La fête de la Pentecôte nous vient de la tradition juive. Et la tradition juive a transformé une vieille fête agricole pour en faire, cinquante jours après Pâques, la Pentecôte, mot grec qui signifie cinquante. Evidemment ce n’est plus une fête agricole, mais on célèbre un événement religieux bien plus important ; le don de la loi au Sinaï. Après avoir fait fuir le peuple hébreu de l’Egypte, Moïse le conduit à travers le désert et, selon la tradition juive, 50 jours après la traversée de la mer rouge, Moïse monte sur la montagne du Sinaï et là, il reçoit la Loi, les dix paroles. Et en vérité, c’est à ce moment là seulement que s’opère la vraie libération des hébreux, non plus dans la fuite d’Egypte mais dans le don de la Parole. Car c’est la Parole qui libère. Voilà ce que les juifs célèbrent à la Pentecôte.
Or dans le texte de la Pentecôte que nous avons entendu en première lecture, Luc prend bien soin de noter des signes étonnants que les témoins identifient facilement. Ce sont les mêmes signes qu’au Sinaï. Dans le livre de l’Exode, nous lisons : "Dès le matin, il y eut un très puissant son, comme un tonnerre. Le Seigneur était descendu dans le feu". Et dans les actes des Apôtres, c’est également au petit matin : "Tout à coup vint du ciel un bruit tel que celui d’un violent coup de vent, ils virent apparaître comme une sorte de feu". Vous l’avez compris, la Pentecôte est un nouveau Sinaï.
Que faut-il en comprendre ? Deux choses. Que l’Esprit est notre loi, que la Parole qui nous est donnée n’est pas à comprendre selon la lettre, mais selon l’esprit, car l’Esprit habite la Parole, la Parole n’est pas une liste de prescriptions, mais le lieu de l’Esprit. Deuxièmement, le don de l’Esprit Saint est source de libération, comme les dix paroles le furent pour les hébreux. Il nous libère de nos esclavages, de nos idoles, de nos péchés, de nos sommeils.
Voilà un premier aspect que le mot même de Pentecôte nous indique. Voyons un second aspect.

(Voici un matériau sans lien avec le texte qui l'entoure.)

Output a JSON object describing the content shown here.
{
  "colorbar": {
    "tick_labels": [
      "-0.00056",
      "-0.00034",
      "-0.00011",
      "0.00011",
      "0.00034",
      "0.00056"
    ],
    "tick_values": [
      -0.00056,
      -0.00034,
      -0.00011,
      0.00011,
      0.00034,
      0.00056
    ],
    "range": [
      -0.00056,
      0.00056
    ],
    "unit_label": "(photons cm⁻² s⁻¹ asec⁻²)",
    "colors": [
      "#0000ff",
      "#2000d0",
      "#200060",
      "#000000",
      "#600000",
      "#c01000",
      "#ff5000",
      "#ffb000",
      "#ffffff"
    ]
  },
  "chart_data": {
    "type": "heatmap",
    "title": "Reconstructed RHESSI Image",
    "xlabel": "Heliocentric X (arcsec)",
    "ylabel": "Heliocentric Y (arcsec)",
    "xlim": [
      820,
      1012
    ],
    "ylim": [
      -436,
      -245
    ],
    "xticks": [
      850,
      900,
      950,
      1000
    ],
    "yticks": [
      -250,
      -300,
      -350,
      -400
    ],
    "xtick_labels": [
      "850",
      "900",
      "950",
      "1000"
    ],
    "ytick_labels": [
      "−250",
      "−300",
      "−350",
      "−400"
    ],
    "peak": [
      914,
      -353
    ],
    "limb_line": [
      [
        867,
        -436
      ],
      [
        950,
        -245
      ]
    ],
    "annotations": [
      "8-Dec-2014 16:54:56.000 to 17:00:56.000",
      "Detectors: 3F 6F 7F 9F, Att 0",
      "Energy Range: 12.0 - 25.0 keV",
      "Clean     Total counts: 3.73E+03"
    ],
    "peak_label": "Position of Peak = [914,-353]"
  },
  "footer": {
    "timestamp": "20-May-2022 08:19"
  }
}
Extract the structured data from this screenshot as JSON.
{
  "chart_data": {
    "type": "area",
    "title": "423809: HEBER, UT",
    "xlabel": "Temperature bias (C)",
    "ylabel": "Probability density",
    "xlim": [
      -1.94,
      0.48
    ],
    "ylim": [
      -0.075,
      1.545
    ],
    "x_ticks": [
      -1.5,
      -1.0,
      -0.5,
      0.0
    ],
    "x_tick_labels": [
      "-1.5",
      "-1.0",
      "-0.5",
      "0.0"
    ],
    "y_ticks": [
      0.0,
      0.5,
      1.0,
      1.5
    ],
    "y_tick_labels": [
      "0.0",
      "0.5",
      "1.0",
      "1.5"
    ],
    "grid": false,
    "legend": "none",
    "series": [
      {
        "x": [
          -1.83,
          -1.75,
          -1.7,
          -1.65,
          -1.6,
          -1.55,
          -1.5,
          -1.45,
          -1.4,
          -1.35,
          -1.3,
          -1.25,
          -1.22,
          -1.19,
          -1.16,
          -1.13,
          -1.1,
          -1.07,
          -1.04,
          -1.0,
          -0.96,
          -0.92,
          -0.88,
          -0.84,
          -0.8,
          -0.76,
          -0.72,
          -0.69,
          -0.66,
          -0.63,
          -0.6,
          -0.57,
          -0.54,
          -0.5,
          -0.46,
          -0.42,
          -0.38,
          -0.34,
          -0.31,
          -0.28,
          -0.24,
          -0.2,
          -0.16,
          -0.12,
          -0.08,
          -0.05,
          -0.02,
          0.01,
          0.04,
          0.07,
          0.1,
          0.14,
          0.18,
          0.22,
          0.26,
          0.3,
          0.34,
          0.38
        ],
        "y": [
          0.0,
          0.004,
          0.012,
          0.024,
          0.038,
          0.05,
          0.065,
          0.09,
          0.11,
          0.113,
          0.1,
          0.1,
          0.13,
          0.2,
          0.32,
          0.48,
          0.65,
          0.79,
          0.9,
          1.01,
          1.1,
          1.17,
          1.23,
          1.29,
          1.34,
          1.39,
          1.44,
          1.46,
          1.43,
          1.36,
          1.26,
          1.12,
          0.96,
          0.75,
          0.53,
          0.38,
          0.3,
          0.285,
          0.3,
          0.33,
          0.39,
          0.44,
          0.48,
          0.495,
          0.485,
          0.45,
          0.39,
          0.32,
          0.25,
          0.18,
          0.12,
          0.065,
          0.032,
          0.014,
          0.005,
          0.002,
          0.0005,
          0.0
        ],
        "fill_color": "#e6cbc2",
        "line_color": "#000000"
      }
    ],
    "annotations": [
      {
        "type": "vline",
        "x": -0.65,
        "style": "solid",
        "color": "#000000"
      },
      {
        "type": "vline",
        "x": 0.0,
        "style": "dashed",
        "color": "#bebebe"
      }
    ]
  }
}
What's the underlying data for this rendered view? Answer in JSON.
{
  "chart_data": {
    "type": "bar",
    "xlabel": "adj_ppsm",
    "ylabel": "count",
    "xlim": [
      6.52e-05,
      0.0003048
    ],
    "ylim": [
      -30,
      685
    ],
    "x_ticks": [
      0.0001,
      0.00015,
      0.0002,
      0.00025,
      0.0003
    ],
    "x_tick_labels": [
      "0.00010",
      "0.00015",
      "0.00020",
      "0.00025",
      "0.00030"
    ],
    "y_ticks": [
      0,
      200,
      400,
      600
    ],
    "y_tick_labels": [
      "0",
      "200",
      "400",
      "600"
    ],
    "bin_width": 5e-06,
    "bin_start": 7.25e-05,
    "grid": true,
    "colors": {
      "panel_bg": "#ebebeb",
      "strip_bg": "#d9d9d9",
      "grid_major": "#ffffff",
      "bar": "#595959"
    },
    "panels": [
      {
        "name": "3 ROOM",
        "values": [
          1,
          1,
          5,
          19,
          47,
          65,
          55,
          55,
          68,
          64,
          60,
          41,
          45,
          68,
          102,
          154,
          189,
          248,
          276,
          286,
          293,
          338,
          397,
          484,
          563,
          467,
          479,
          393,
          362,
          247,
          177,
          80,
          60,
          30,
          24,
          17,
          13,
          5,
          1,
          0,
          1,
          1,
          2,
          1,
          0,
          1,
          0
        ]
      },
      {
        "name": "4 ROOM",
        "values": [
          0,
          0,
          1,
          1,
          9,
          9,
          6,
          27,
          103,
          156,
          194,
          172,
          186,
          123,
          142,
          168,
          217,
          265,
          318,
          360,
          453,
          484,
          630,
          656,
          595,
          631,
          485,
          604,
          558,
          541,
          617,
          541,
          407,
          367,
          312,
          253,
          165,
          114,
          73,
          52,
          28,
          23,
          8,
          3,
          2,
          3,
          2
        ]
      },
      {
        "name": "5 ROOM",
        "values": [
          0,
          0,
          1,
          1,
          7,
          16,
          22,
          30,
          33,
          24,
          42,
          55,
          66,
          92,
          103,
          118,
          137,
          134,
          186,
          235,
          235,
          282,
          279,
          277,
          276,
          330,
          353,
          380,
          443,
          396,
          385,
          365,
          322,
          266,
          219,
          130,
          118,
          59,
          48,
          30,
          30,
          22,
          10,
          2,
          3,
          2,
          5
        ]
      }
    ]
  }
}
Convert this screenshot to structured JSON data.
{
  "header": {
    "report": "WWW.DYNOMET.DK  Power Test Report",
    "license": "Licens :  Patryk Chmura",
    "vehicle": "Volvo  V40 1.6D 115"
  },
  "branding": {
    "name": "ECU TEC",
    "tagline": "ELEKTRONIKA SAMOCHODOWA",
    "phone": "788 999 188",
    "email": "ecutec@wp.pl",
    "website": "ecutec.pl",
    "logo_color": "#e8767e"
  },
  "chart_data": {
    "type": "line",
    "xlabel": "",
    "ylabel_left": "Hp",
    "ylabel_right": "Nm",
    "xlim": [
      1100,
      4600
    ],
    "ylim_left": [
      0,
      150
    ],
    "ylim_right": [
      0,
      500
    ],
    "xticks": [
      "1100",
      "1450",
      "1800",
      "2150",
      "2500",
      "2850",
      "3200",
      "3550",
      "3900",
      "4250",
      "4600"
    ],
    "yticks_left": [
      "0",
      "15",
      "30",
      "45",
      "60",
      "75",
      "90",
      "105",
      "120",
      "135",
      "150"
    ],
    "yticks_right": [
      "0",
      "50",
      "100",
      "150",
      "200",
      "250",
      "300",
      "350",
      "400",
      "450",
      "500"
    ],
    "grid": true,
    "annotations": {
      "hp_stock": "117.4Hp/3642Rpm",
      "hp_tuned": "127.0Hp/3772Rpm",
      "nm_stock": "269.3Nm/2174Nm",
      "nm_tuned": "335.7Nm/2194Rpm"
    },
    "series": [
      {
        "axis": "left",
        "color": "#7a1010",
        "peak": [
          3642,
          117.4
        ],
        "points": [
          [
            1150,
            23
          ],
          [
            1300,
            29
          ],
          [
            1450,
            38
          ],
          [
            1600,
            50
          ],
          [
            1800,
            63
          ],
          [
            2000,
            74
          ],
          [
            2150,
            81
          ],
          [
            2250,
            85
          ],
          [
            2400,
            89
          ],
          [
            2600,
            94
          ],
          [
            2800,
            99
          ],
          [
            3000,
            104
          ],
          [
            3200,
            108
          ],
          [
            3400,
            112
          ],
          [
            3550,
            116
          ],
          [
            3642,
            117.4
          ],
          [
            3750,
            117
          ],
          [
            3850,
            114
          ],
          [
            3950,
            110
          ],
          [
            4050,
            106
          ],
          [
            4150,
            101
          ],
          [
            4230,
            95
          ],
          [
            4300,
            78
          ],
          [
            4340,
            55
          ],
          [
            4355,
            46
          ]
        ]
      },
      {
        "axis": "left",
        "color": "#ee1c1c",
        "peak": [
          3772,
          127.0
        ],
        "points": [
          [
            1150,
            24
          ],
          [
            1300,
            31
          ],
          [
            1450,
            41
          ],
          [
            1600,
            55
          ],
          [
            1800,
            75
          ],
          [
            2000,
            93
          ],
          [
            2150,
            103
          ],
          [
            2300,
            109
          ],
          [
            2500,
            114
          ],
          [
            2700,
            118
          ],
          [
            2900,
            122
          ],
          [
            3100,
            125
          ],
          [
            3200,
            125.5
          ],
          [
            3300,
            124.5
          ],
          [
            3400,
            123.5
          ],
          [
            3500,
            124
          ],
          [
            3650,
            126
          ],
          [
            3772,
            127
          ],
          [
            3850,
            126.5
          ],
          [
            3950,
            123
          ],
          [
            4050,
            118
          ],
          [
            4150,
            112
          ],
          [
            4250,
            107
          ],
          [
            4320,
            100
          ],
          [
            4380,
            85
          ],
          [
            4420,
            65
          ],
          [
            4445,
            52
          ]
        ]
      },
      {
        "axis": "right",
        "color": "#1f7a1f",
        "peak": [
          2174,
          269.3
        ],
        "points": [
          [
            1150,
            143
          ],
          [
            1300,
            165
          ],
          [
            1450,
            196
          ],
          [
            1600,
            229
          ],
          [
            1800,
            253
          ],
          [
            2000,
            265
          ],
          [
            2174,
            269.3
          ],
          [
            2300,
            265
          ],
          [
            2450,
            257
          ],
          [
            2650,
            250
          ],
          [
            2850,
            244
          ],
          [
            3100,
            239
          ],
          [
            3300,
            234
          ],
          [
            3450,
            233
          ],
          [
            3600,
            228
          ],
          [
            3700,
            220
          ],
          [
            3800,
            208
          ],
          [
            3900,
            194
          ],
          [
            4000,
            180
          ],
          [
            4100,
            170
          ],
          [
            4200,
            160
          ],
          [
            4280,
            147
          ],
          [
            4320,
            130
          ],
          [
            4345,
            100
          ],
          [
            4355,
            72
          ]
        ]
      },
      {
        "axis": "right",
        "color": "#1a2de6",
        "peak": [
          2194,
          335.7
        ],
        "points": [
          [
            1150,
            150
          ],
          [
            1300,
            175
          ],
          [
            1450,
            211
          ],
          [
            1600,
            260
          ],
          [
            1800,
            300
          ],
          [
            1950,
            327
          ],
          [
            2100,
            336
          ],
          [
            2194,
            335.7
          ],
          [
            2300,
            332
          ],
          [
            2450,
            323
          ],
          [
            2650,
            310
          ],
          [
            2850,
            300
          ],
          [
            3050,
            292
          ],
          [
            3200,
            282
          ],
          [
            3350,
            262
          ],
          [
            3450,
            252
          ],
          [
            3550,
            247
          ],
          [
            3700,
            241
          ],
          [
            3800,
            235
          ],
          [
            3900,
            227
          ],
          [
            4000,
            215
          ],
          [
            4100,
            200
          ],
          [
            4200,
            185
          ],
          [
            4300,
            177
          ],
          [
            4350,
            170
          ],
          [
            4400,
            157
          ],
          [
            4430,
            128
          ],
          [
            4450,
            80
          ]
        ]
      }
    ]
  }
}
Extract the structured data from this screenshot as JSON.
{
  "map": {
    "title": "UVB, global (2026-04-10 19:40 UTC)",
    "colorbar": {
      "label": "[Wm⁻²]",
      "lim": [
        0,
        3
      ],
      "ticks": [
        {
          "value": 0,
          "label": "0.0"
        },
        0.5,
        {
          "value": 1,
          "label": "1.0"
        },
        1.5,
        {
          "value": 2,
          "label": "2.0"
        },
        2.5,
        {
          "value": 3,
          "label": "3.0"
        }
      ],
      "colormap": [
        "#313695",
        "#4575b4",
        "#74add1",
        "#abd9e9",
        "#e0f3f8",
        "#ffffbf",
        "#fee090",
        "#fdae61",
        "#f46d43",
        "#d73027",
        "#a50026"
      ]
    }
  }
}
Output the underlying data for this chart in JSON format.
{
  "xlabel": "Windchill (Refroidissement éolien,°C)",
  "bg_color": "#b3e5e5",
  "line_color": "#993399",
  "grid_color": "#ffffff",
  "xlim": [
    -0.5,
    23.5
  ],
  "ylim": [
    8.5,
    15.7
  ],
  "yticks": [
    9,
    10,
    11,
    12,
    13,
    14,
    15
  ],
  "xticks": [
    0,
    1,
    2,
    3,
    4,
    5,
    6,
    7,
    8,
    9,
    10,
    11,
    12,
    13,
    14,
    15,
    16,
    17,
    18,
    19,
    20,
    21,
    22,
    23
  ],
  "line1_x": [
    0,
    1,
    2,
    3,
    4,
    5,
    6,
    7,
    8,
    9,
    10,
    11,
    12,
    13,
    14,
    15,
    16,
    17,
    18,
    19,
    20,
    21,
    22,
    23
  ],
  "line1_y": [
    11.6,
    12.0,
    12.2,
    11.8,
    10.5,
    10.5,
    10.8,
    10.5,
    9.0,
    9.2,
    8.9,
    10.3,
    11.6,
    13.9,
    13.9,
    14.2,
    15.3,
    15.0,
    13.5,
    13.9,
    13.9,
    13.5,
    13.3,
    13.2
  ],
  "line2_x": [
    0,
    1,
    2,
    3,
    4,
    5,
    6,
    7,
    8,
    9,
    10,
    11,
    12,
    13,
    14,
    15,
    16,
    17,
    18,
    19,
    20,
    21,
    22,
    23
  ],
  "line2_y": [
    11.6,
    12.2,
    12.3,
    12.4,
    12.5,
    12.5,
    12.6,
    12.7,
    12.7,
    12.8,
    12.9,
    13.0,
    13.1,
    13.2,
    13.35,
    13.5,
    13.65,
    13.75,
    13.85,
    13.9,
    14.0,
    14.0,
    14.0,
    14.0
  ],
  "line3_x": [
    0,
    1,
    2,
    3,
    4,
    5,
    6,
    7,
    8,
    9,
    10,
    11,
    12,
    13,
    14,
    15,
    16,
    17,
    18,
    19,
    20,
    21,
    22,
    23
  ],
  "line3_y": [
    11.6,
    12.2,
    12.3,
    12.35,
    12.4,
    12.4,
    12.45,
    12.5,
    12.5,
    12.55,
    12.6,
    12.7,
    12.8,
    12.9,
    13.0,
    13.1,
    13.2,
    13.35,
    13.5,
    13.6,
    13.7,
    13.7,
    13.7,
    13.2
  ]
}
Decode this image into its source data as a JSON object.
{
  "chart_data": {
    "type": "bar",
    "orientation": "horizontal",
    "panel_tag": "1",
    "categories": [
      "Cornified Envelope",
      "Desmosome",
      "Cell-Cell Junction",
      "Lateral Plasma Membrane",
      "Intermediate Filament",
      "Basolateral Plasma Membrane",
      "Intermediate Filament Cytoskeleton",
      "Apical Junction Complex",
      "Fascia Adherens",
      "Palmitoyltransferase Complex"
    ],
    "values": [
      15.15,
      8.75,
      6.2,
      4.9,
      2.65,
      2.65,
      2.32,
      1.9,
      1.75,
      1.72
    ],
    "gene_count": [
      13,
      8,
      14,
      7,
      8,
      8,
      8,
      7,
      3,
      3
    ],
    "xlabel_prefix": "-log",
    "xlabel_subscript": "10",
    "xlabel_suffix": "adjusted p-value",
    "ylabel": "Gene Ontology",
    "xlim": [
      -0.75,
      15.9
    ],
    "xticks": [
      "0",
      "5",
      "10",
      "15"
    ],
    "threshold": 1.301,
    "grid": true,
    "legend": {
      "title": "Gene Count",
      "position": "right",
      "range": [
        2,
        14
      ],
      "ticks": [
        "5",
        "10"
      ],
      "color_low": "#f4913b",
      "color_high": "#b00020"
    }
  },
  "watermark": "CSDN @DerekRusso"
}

La foule s’assemble à cause des signes dont je viens de parler et ils entendent les apôtres parler "en d’autres langues selon l’Esprit", nous dit le texte. C’est un miracle étonnant. Mais où est le miracle ? Est-il dans le fait que les apôtres tout d’un coup parleraient de nombreuses langues, ou bien le miracle est-il dans le fait qu’on entende les apôtres ? Je penche plutôt pour la deuxième interprétation. Le miracle c’est que les gens entendent. Mais ce n’est pas sans raison ! S’ils entendent, c’est parce que les apôtres parlent selon l’Esprit Saint. Et le texte de ce point de vue doit nous conduire à un réel optimisme, à un nouveau regard sur le monde. En effet nous lisons : "comment se fait-il que chacun de nous les entende dans sa langue maternelle ? Tous, nous les entendons proclamer dans nos langues les merveilles de Dieu." Comme si dès l’instant où nous proclamions Dieu selon l’Esprit, tout homme pouvait entendre. Et il y aurait alors plus fort que les différences culturelles, les différences de langues, un fondement commun qui pourrait être entendu, qui pourrait être reconnu parce qu’il habite en tous. Ce fond commun est en chacun comme une autre langue maternelle. Evoquer la langue maternelle, c’est évoquer notre origine, le lieu où nous sommes chez nous, le lieu où la vie nous fut donnée. Ce fond commun, cette langue commune, c’est le désir de Dieu, c’est la quête de l’absolu, c’est la soif d’infini. Et en effet, c’est dans le désir de Dieu que nous sommes vraiment chez nous, ailleurs nous sommes en exil. Cette langue maternelle, ce fond commun à tout homme, c’est l’Esprit Saint qui vient les réveiller. Et entendre les merveilles de Dieu n’est plus alors une chose étrange, difficile à comprendre, mais une joie qui vient en nous comme des retrouvailles.
Demandons à Dieu le don de l’Esprit Saint que nous sachions annoncer le Christ en vérité pour qu’en ceux qui nous entendent s’éveille ce que Dieu lui-même a déposé.